“Keep us, our God; for your ocean is so wide and our boat is so small.”
Sailor’s prayer
Sailing is such a wonderful metaphor for life. The ups and downs of life can be described like waves and our journey is never a straight line. We tack in one direction for awhile and then back again. Tacking feels like you are going backwards at times and yet when you can reflect you see where you have progressed towards your destination.
Sailors are keenly aware of their mortality and the power of the sea and clouds. They learn to navigate the difficult waters and to take care in the protection of a cove or bay. Again, these are great metaphors for a life journey.
After receiving the news of my father’s passing my crew mates and captain decided to leave Inati bay off of Lummi Island and make the crossing of Bellingham bay back to our home port. I thought my bad news had spoiled their trip and that they had just wanted to call it a trip and head home a night early. I felt bad about that.
Captain Aaron had asked me if I wanted to honor my father with a prayer in the middle of the bay. He had selected a couple of blessings to share with us. I was touched by the gesture. We stopped the boat as the sun was setting and he read these words:
I will wate here for you dear ones in Jesus’ arms and watch over you with him until you come home. Be comforted loved ones. “I shall go the way of the open sea, to the lands before.”
A seafarers prayer
He had asked me about my father and I had shared that he was proud of his Irish heritage. We closed our moment of prayer with this:
May the road rise up to meet you. May the wind be always at your back. May the sun shine warm upon your face; the rains fall soft upon your fields and until we meet again, may God hold you in the palm of His hand.
An Irish blessing
As we began moving the boat towards Bellingham again, I pulled out my camera to photograph the sunset as a monument to my father’s spirit leaving his body. There is the corporeal body and the spirit that animates it. I think sunlight is the closest I can come to finding a metaphor for the spirit. The energy of light animates all of life. It nourishes every living thing and it breaths life into the sea.
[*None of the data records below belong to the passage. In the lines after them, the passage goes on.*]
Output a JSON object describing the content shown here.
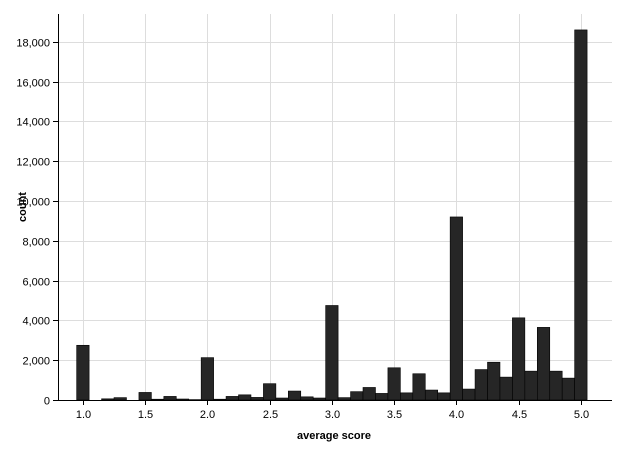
{
  "chart_data": {
    "type": "bar",
    "title": "",
    "xlabel": "average score",
    "ylabel": "count",
    "xlim": [
      0.8,
      5.25
    ],
    "ylim": [
      0,
      19400
    ],
    "grid": true,
    "bar_width": 0.1,
    "x_ticks": [
      1.0,
      1.5,
      2.0,
      2.5,
      3.0,
      3.5,
      4.0,
      4.5,
      5.0
    ],
    "x_tick_labels": [
      "1.0",
      "1.5",
      "2.0",
      "2.5",
      "3.0",
      "3.5",
      "4.0",
      "4.5",
      "5.0"
    ],
    "y_ticks": [
      0,
      2000,
      4000,
      6000,
      8000,
      10000,
      12000,
      14000,
      16000,
      18000
    ],
    "y_tick_labels": [
      "0",
      "2,000",
      "4,000",
      "6,000",
      "8,000",
      "10,000",
      "12,000",
      "14,000",
      "16,000",
      "18,000"
    ],
    "x": [
      1.0,
      1.2,
      1.3,
      1.5,
      1.6,
      1.7,
      1.8,
      1.9,
      2.0,
      2.1,
      2.2,
      2.3,
      2.4,
      2.5,
      2.6,
      2.7,
      2.8,
      2.9,
      3.0,
      3.1,
      3.2,
      3.3,
      3.4,
      3.5,
      3.6,
      3.7,
      3.8,
      3.9,
      4.0,
      4.1,
      4.2,
      4.3,
      4.4,
      4.5,
      4.6,
      4.7,
      4.8,
      4.9,
      5.0
    ],
    "values": [
      2750,
      60,
      120,
      380,
      40,
      180,
      50,
      20,
      2130,
      40,
      180,
      260,
      130,
      820,
      100,
      450,
      160,
      100,
      4750,
      120,
      420,
      630,
      330,
      1620,
      360,
      1320,
      500,
      360,
      9200,
      550,
      1530,
      1900,
      1150,
      4130,
      1450,
      3650,
      1450,
      1100,
      18600
    ]
  }
}
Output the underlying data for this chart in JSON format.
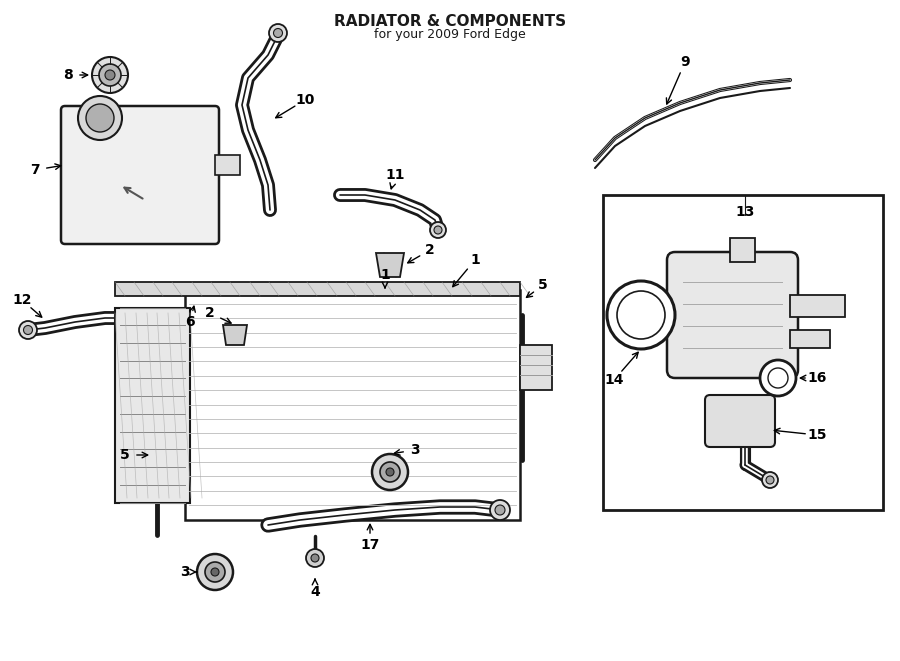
{
  "title": "RADIATOR & COMPONENTS",
  "subtitle": "for your 2009 Ford Edge",
  "bg_color": "#ffffff",
  "line_color": "#1a1a1a",
  "fig_width": 9.0,
  "fig_height": 6.61,
  "dpi": 100,
  "label_fontsize": 10
}
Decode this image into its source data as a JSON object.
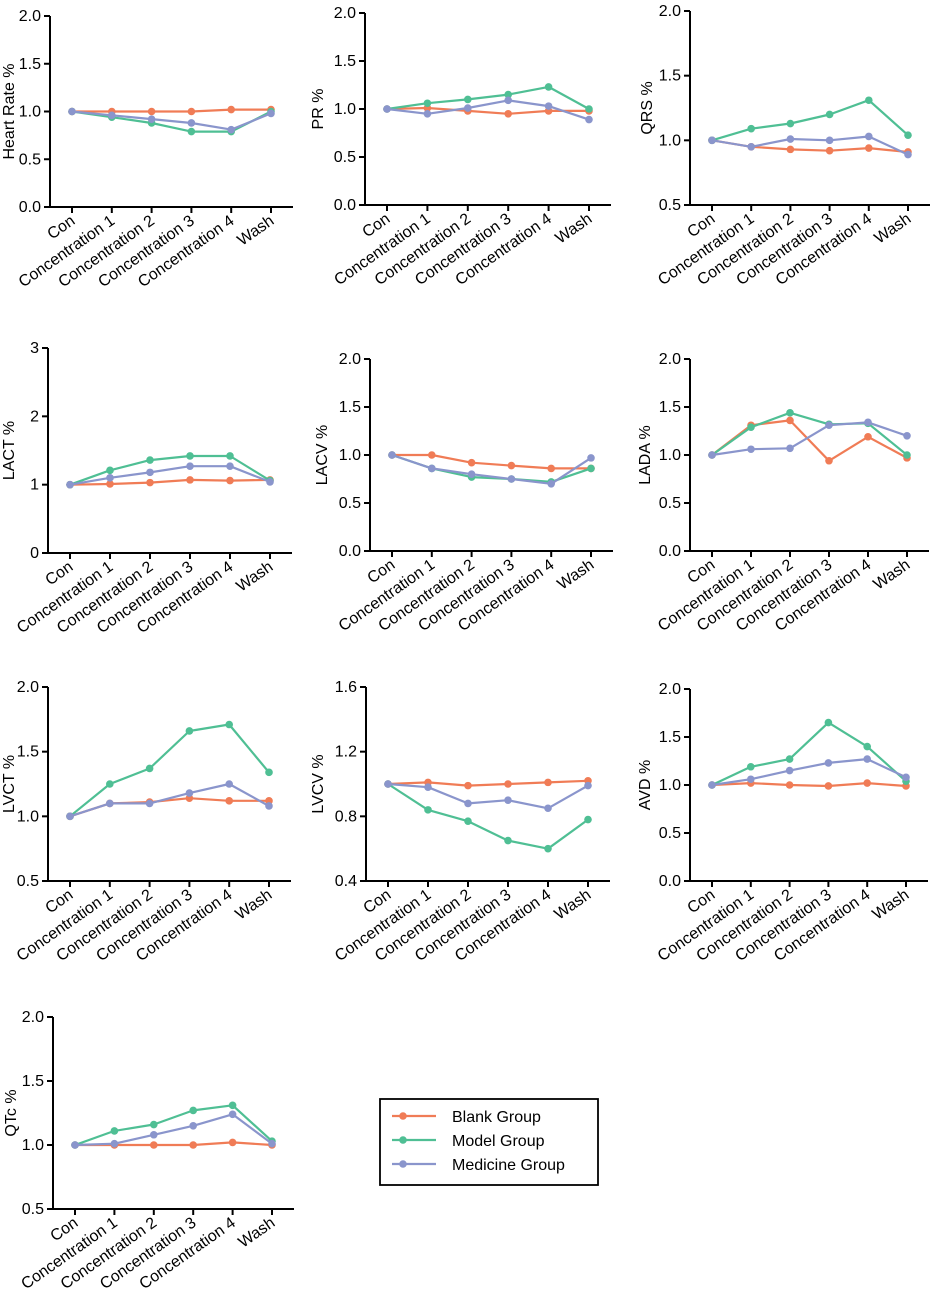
{
  "categories": [
    "Con",
    "Concentration 1",
    "Concentration 2",
    "Concentration 3",
    "Concentration 4",
    "Wash"
  ],
  "series_meta": [
    {
      "name": "Blank Group",
      "color": "#f07c56"
    },
    {
      "name": "Model Group",
      "color": "#4fbf94"
    },
    {
      "name": "Medicine Group",
      "color": "#8a95cc"
    }
  ],
  "legend": {
    "items": [
      "Blank Group",
      "Model Group",
      "Medicine Group"
    ]
  },
  "chart_data": [
    {
      "type": "line",
      "title": "",
      "xlabel": "",
      "ylabel": "Heart Rate %",
      "ylim": [
        0.0,
        2.0
      ],
      "yticks": [
        "0.0",
        "0.5",
        "1.0",
        "1.5",
        "2.0"
      ],
      "series": [
        {
          "name": "Blank Group",
          "values": [
            1.0,
            1.0,
            1.0,
            1.0,
            1.02,
            1.02
          ]
        },
        {
          "name": "Model Group",
          "values": [
            1.0,
            0.94,
            0.88,
            0.79,
            0.79,
            1.0
          ]
        },
        {
          "name": "Medicine Group",
          "values": [
            1.0,
            0.96,
            0.92,
            0.88,
            0.81,
            0.98
          ]
        }
      ]
    },
    {
      "type": "line",
      "title": "",
      "xlabel": "",
      "ylabel": "PR %",
      "ylim": [
        0.0,
        2.0
      ],
      "yticks": [
        "0.0",
        "0.5",
        "1.0",
        "1.5",
        "2.0"
      ],
      "series": [
        {
          "name": "Blank Group",
          "values": [
            1.0,
            1.01,
            0.98,
            0.95,
            0.98,
            0.98
          ]
        },
        {
          "name": "Model Group",
          "values": [
            1.0,
            1.06,
            1.1,
            1.15,
            1.23,
            1.0
          ]
        },
        {
          "name": "Medicine Group",
          "values": [
            1.0,
            0.95,
            1.01,
            1.09,
            1.03,
            0.89
          ]
        }
      ]
    },
    {
      "type": "line",
      "title": "",
      "xlabel": "",
      "ylabel": "QRS %",
      "ylim": [
        0.5,
        2.0
      ],
      "yticks": [
        "0.5",
        "1.0",
        "1.5",
        "2.0"
      ],
      "series": [
        {
          "name": "Blank Group",
          "values": [
            1.0,
            0.95,
            0.93,
            0.92,
            0.94,
            0.91
          ]
        },
        {
          "name": "Model Group",
          "values": [
            1.0,
            1.09,
            1.13,
            1.2,
            1.31,
            1.04
          ]
        },
        {
          "name": "Medicine Group",
          "values": [
            1.0,
            0.95,
            1.01,
            1.0,
            1.03,
            0.89
          ]
        }
      ]
    },
    {
      "type": "line",
      "title": "",
      "xlabel": "",
      "ylabel": "LACT %",
      "ylim": [
        0,
        3
      ],
      "yticks": [
        "0",
        "1",
        "2",
        "3"
      ],
      "series": [
        {
          "name": "Blank Group",
          "values": [
            1.0,
            1.01,
            1.03,
            1.07,
            1.06,
            1.07
          ]
        },
        {
          "name": "Model Group",
          "values": [
            1.0,
            1.21,
            1.36,
            1.42,
            1.42,
            1.06
          ]
        },
        {
          "name": "Medicine Group",
          "values": [
            1.0,
            1.1,
            1.18,
            1.27,
            1.27,
            1.04
          ]
        }
      ]
    },
    {
      "type": "line",
      "title": "",
      "xlabel": "",
      "ylabel": "LACV %",
      "ylim": [
        0.0,
        2.0
      ],
      "yticks": [
        "0.0",
        "0.5",
        "1.0",
        "1.5",
        "2.0"
      ],
      "series": [
        {
          "name": "Blank Group",
          "values": [
            1.0,
            1.0,
            0.92,
            0.89,
            0.86,
            0.86
          ]
        },
        {
          "name": "Model Group",
          "values": [
            1.0,
            0.86,
            0.77,
            0.75,
            0.72,
            0.86
          ]
        },
        {
          "name": "Medicine Group",
          "values": [
            1.0,
            0.86,
            0.8,
            0.75,
            0.7,
            0.97
          ]
        }
      ]
    },
    {
      "type": "line",
      "title": "",
      "xlabel": "",
      "ylabel": "LADA %",
      "ylim": [
        0.0,
        2.0
      ],
      "yticks": [
        "0.0",
        "0.5",
        "1.0",
        "1.5",
        "2.0"
      ],
      "series": [
        {
          "name": "Blank Group",
          "values": [
            1.0,
            1.31,
            1.36,
            0.94,
            1.19,
            0.97
          ]
        },
        {
          "name": "Model Group",
          "values": [
            1.0,
            1.29,
            1.44,
            1.32,
            1.33,
            1.0
          ]
        },
        {
          "name": "Medicine Group",
          "values": [
            1.0,
            1.06,
            1.07,
            1.31,
            1.34,
            1.2
          ]
        }
      ]
    },
    {
      "type": "line",
      "title": "",
      "xlabel": "",
      "ylabel": "LVCT %",
      "ylim": [
        0.5,
        2.0
      ],
      "yticks": [
        "0.5",
        "1.0",
        "1.5",
        "2.0"
      ],
      "series": [
        {
          "name": "Blank Group",
          "values": [
            1.0,
            1.1,
            1.11,
            1.14,
            1.12,
            1.12
          ]
        },
        {
          "name": "Model Group",
          "values": [
            1.0,
            1.25,
            1.37,
            1.66,
            1.71,
            1.34
          ]
        },
        {
          "name": "Medicine Group",
          "values": [
            1.0,
            1.1,
            1.1,
            1.18,
            1.25,
            1.08
          ]
        }
      ]
    },
    {
      "type": "line",
      "title": "",
      "xlabel": "",
      "ylabel": "LVCV %",
      "ylim": [
        0.4,
        1.6
      ],
      "yticks": [
        "0.4",
        "0.8",
        "1.2",
        "1.6"
      ],
      "series": [
        {
          "name": "Blank Group",
          "values": [
            1.0,
            1.01,
            0.99,
            1.0,
            1.01,
            1.02
          ]
        },
        {
          "name": "Model Group",
          "values": [
            1.0,
            0.84,
            0.77,
            0.65,
            0.6,
            0.78
          ]
        },
        {
          "name": "Medicine Group",
          "values": [
            1.0,
            0.98,
            0.88,
            0.9,
            0.85,
            0.99
          ]
        }
      ]
    },
    {
      "type": "line",
      "title": "",
      "xlabel": "",
      "ylabel": "AVD %",
      "ylim": [
        0.0,
        2.0
      ],
      "yticks": [
        "0.0",
        "0.5",
        "1.0",
        "1.5",
        "2.0"
      ],
      "series": [
        {
          "name": "Blank Group",
          "values": [
            1.0,
            1.02,
            1.0,
            0.99,
            1.02,
            0.99
          ]
        },
        {
          "name": "Model Group",
          "values": [
            1.0,
            1.19,
            1.27,
            1.65,
            1.4,
            1.04
          ]
        },
        {
          "name": "Medicine Group",
          "values": [
            1.0,
            1.06,
            1.15,
            1.23,
            1.27,
            1.08
          ]
        }
      ]
    },
    {
      "type": "line",
      "title": "",
      "xlabel": "",
      "ylabel": "QTc %",
      "ylim": [
        0.5,
        2.0
      ],
      "yticks": [
        "0.5",
        "1.0",
        "1.5",
        "2.0"
      ],
      "series": [
        {
          "name": "Blank Group",
          "values": [
            1.0,
            1.0,
            1.0,
            1.0,
            1.02,
            1.0
          ]
        },
        {
          "name": "Model Group",
          "values": [
            1.0,
            1.11,
            1.16,
            1.27,
            1.31,
            1.03
          ]
        },
        {
          "name": "Medicine Group",
          "values": [
            1.0,
            1.01,
            1.08,
            1.15,
            1.24,
            1.01
          ]
        }
      ]
    }
  ]
}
I was quiet as my new friends docked the boat and left me to ponder the moment. As soon as we were tied off a young lady came to the boat with a bottle of Jameson whiskey and a card. It turns out the Captain had made arrangements as part of the plan to return to Bellingham that evening.
My friends had not planned to leave. They had planned to celebrate my father’s life with me over a bottle of his favorite whiskey. We toasted my father with sláinte!
David cooked up a wonderful dinner of spaghetti with pork and a side salad and Paul played music on his phone and after awhile we all took turns selecting songs to play as we finished off the bottle. A lyric by Jim Croce expressed it so well, “…the music takes my heart where it wants to go.”
It was a wonderful wake that my father would have been happy about.
As I took a sip I remembered another time a few years ago when I was gifted with an evening one on one with renowned soviet photographer Leonid Bergoltsev. I knew we had established a strong bond when he pulled out a bottle of Jameson and two glasses and announced, “we drink the tears of the God.”
I didn’t understand Russian and his english wasn’t the easiest to understand, but over the course of the evening we grew to understand each other. The same could be said for the last night on the boat.
One cannot put into words the meaning of that experience and I cannot adequately express the emotions I felt that night. Fortunately, there is one word that can hint at it… INEFFABLE.